Lilly Tartikoff Karatz (née Samuels; born June 23, 1953, Los Angeles, California) is an American activist, socialite, restaurateur and breast cancer fundraiser.
The daughter of Jack and Bluma Samuels, both Holocaust survivors, she attended public schools while growing up in Los Angeles and at the age of 10 received a Ford Foundation scholarship to study ballet at the David Lichine and Irina Kosmovska Ballet School. From ages 10 to 17 she danced with the Los Angeles Junior Ballet. When she was 17 years old she was invited by George Balanchine to attend the School of American Ballet on a Ford Foundation Scholarship. During her nine years at the New York City Ballet, under the direction of Balanchine and Jerome Robbins, she danced in Russia, Germany, Denmark, London, Paris and Washington, D.C.
In 1982, Lilly Samuels married Brandon Tartikoff, Chairman of Entertainment for NBC. They had two daughters, Calla Lianne and Elizabeth Justine. In 1991, Calla, aged 8, suffered a severe brain injury in a car accident. She received intense therapy in order to walk and speak again, while Brandon received chemotherapy for the third time for Hodgkin's Disease. After a long illness, Brandon died on August 27, 1997, aged 48. In November 2009, she married Bruce Karatz, an American homebuilder and philanthropist.

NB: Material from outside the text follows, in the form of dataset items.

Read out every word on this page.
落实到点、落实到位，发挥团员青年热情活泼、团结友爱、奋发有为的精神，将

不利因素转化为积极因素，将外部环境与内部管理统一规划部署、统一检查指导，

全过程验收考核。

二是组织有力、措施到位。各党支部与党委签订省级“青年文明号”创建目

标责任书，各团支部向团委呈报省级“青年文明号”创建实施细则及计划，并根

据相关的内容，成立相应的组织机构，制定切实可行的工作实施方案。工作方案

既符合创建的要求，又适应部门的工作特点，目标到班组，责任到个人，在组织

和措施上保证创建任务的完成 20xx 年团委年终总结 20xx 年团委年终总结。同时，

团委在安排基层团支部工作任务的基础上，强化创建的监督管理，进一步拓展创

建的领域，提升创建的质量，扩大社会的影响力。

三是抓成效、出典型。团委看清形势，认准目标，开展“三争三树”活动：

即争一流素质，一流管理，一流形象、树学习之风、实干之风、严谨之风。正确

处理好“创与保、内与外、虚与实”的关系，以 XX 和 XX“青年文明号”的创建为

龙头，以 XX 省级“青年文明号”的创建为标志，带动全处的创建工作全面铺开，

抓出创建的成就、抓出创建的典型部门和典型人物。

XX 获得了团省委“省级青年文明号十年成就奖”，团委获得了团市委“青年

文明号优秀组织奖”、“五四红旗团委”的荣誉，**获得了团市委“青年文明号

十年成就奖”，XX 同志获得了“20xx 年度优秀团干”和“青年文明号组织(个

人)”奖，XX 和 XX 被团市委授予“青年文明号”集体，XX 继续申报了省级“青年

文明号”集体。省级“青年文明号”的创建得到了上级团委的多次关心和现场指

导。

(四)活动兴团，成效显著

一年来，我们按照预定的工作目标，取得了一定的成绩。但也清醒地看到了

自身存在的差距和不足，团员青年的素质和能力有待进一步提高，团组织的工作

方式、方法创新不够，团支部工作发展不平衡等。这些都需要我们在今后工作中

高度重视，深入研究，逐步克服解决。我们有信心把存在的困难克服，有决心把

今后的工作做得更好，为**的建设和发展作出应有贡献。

In 1990, along with Ronald O. Perelman, Chairman and CEO of Revlon, she created the Revlon/UCLA Women's Cancer Research Program under the direction of Dr. Dennis Slamon. The annual Fire & Ice Ball in Hollywood was also established in 1990 to raise funds for this program. These funds were used to rapidly advance clinical trials which led to a new U.S. Food and Drug Administration (FDA) approved drug, Herceptin, which increases responses and survival in women with the most aggressive form of breast cancer.